2.2 Image Analytics in Healthcare
According to Siuly and Zhang (2016), images are an important source for medical diagnosis, therapy assessment, and planning. Well-known imaging techniques are computed tomography (CT), X-ray, magnetic resonance imaging (MRI), and mammography. Generated images are shared using standard protocols like the digital image communication in medicine (DICOM) and stored in picture archiving and communication systems (PACS) (Luo et al., 2016). The data size of medical images can range from a few megabytes to hundreds of megabytes per study (Belle et al., 2015). The growing amount of medical images produced on a daily basis in modern hospitals requires a shift from traditional medical image analysis towards largely scalable solutions offering opportunities for greater use of computer-aided diagnosis (CAD) and decision support systems (Wang et al., 2018; Markonis et al., 2015). The volume, velocity, and variety of medical image data require large data storage capacity as well as fast and accurate algorithms. Many prior studies have tested different methods for image analytics in healthcare (Siuly and Zhang, 2016).
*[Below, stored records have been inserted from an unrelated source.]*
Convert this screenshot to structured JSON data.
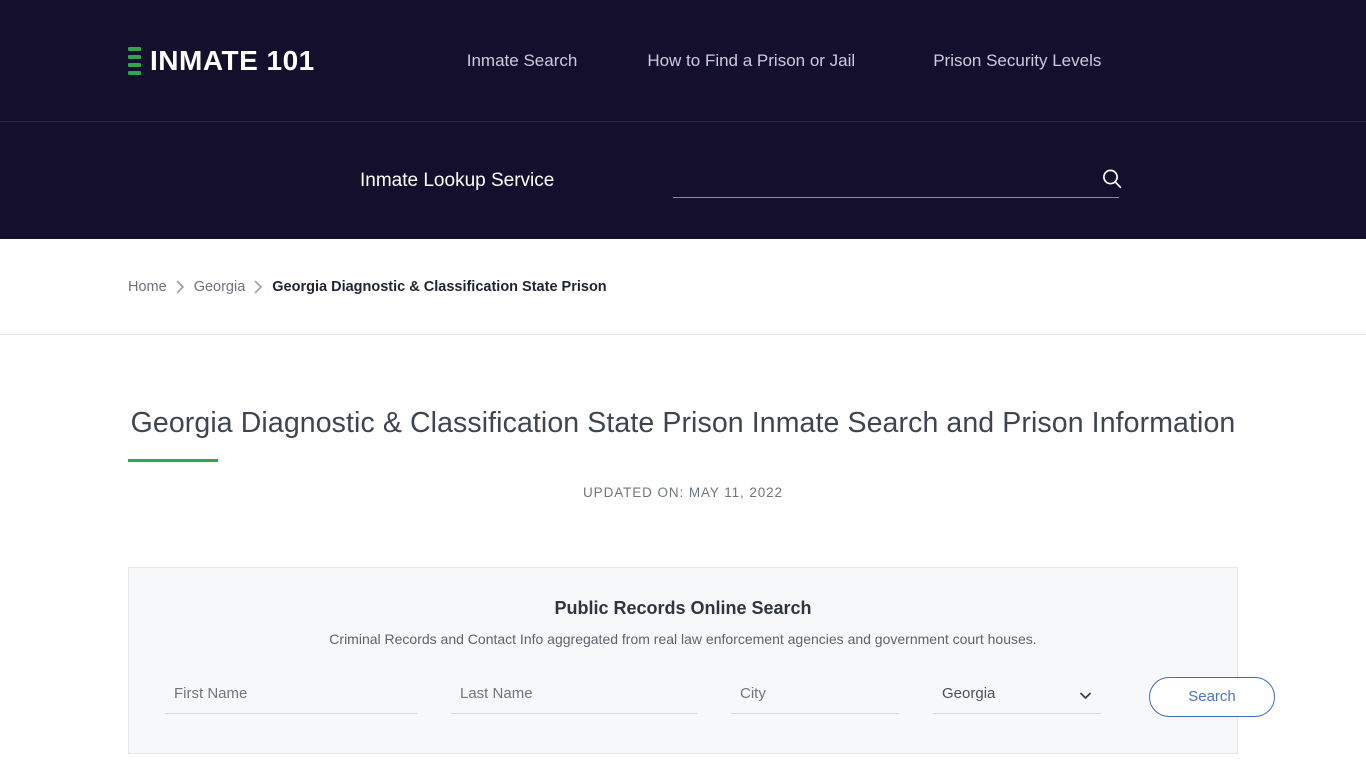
{
  "site": {
    "brand_name": "INMATE 101",
    "brand_mark_bars": 4,
    "accent_green": "#2ea84a",
    "header_bg": "#150f2e",
    "link_blue": "#4a76bd"
  },
  "nav": {
    "items": [
      {
        "label": "Inmate Search"
      },
      {
        "label": "How to Find a Prison or Jail"
      },
      {
        "label": "Prison Security Levels"
      }
    ]
  },
  "lookup": {
    "label": "Inmate Lookup Service",
    "search_value": "",
    "search_placeholder": "",
    "search_icon": "search-icon"
  },
  "breadcrumb": {
    "items": [
      {
        "label": "Home",
        "current": false
      },
      {
        "label": "Georgia",
        "current": false
      },
      {
        "label": "Georgia Diagnostic & Classification State Prison",
        "current": true
      }
    ],
    "separator_icon": "chevron-right-icon"
  },
  "article": {
    "title": "Georgia Diagnostic & Classification State Prison Inmate Search and Prison Information",
    "updated": "UPDATED ON: MAY 11, 2022"
  },
  "records": {
    "title": "Public Records Online Search",
    "subtitle": "Criminal Records and Contact Info aggregated from real law enforcement agencies and government court houses.",
    "fields": {
      "first_name": {
        "placeholder": "First Name",
        "value": ""
      },
      "last_name": {
        "placeholder": "Last Name",
        "value": ""
      },
      "city": {
        "placeholder": "City",
        "value": ""
      },
      "state": {
        "selected": "Georgia",
        "options": [
          "Georgia"
        ],
        "icon": "chevron-down-icon"
      }
    },
    "search_button": "Search"
  }
}
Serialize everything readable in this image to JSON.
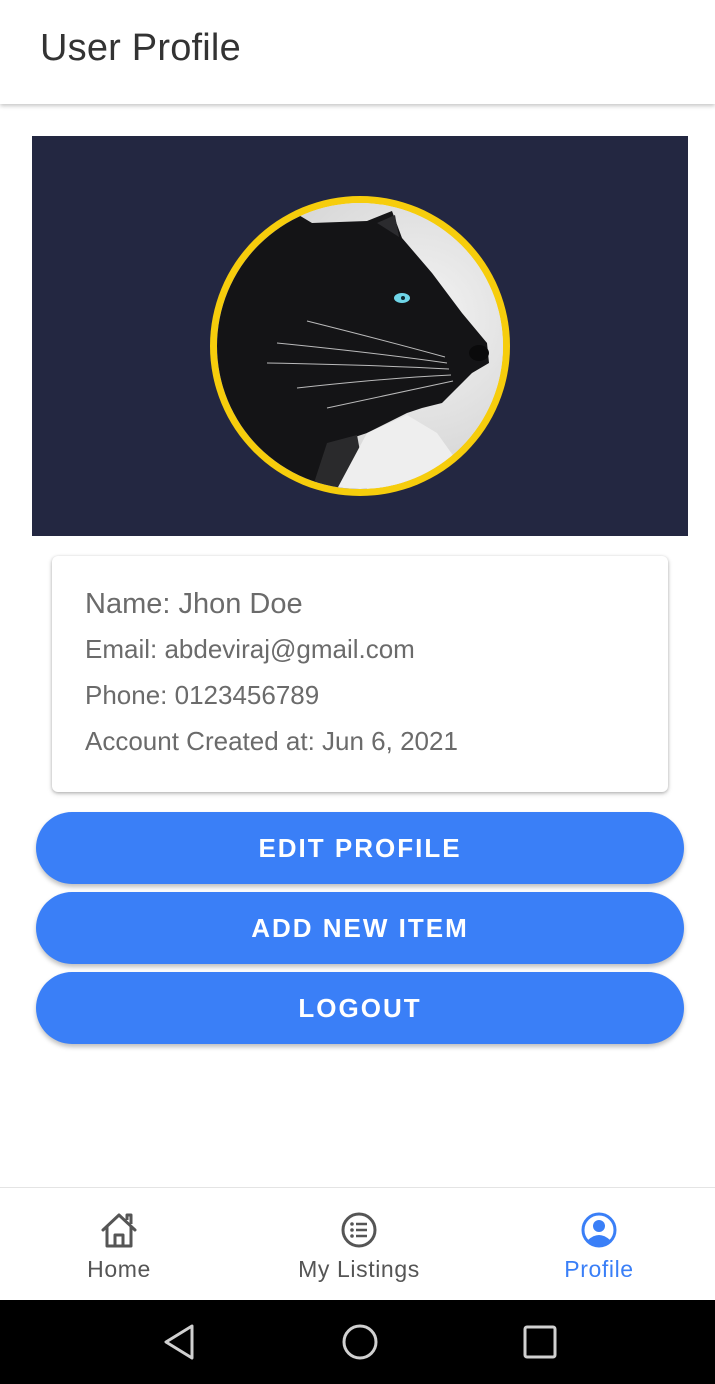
{
  "appbar": {
    "title": "User Profile"
  },
  "profile": {
    "name_line": "Name: Jhon Doe",
    "email_line": "Email: abdeviraj@gmail.com",
    "phone_line": "Phone: 0123456789",
    "created_line": "Account Created at: Jun 6, 2021"
  },
  "buttons": {
    "edit": "EDIT PROFILE",
    "add": "ADD NEW ITEM",
    "logout": "LOGOUT"
  },
  "bottom_nav": {
    "items": [
      {
        "label": "Home",
        "icon": "home-icon",
        "active": false
      },
      {
        "label": "My Listings",
        "icon": "list-icon",
        "active": false
      },
      {
        "label": "Profile",
        "icon": "account-circle-icon",
        "active": true
      }
    ]
  },
  "system_nav": {
    "icons": [
      "back-triangle-icon",
      "home-circle-icon",
      "recents-square-icon"
    ]
  },
  "colors": {
    "accent": "#3a7ff7",
    "banner": "#232741",
    "avatar_ring": "#f6cd0c"
  }
}
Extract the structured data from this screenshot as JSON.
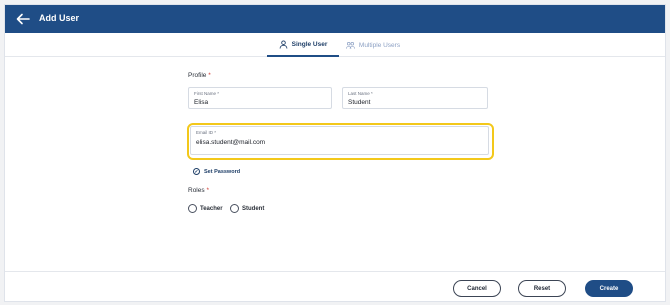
{
  "header": {
    "title": "Add User"
  },
  "tabs": [
    {
      "label": "Single User"
    },
    {
      "label": "Multiple Users"
    }
  ],
  "profile": {
    "label": "Profile",
    "required_mark": "*",
    "first_name": {
      "label": "First Name *",
      "value": "Elisa"
    },
    "last_name": {
      "label": "Last Name *",
      "value": "Student"
    },
    "email": {
      "label": "Email ID *",
      "value": "elisa.student@mail.com"
    }
  },
  "set_password": {
    "label": "Set Password"
  },
  "roles": {
    "label": "Roles",
    "required_mark": "*",
    "options": [
      {
        "label": "Teacher"
      },
      {
        "label": "Student"
      }
    ]
  },
  "footer": {
    "cancel_label": "Cancel",
    "reset_label": "Reset",
    "create_label": "Create"
  },
  "colors": {
    "header_bg": "#1f4d86",
    "highlight": "#f3c81a",
    "required": "#d0342c"
  }
}
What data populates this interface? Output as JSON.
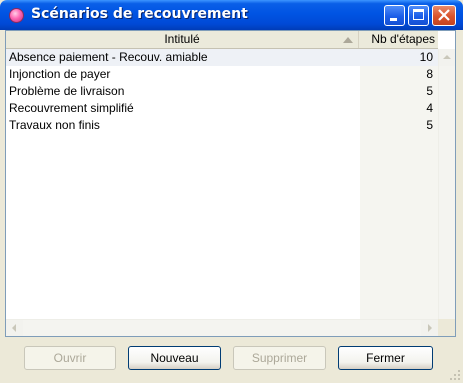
{
  "window": {
    "title": "Scénarios de recouvrement"
  },
  "table": {
    "columns": [
      "Intitulé",
      "Nb d'étapes"
    ],
    "sort_indicator": "sort-ascending-icon",
    "rows": [
      {
        "title": "Absence paiement - Recouv. amiable",
        "steps": "10"
      },
      {
        "title": "Injonction de payer",
        "steps": "8"
      },
      {
        "title": "Problème de livraison",
        "steps": "5"
      },
      {
        "title": "Recouvrement simplifié",
        "steps": "4"
      },
      {
        "title": "Travaux non finis",
        "steps": "5"
      }
    ]
  },
  "buttons": {
    "open": {
      "label": "Ouvrir",
      "enabled": false
    },
    "new": {
      "label": "Nouveau",
      "enabled": true
    },
    "delete": {
      "label": "Supprimer",
      "enabled": false
    },
    "close": {
      "label": "Fermer",
      "enabled": true
    }
  },
  "colors": {
    "titlebar": "#0054e3",
    "close_button": "#d9532c",
    "selected_row": "#eef1f6"
  }
}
Among the classical machine learning methods for data mining, such as supervised learning (i.e. classification) and unsupervised learning (i.e. clustering), more advanced methods like support vector machines (SVM), neuronal networks, and artificial intelligence (AI) are often applied in this realm (Belle et al., 2015; Markonis et al., 2015; Dilsizian and Siegel, 2014). For example, classification and segmentation consist of assigning a label (e.g. healthy or diseased) to a given image, which is represented in a feature space that describes the image (e.g. color and texture). After having been trained, supervised machine learning algorithms are used to predict test image classes based on input visual features (Markonis et al., 2015). To enable these methods, recent studies propose solutions for large-scale medical image analysis based on parallel computing and algorithm optimization (Wang et al, 2018; Luo et al., 2016). Apache Hadoop is an open source framework that allows for the distributed processing of large datasets across computer clusters using simple but powerful programming models, such as MapReduce and Spark (Belle et al., 2015). These and various other techniques can be used to build big data analytics solutions for medical images (Siuly and Zhang, 2016).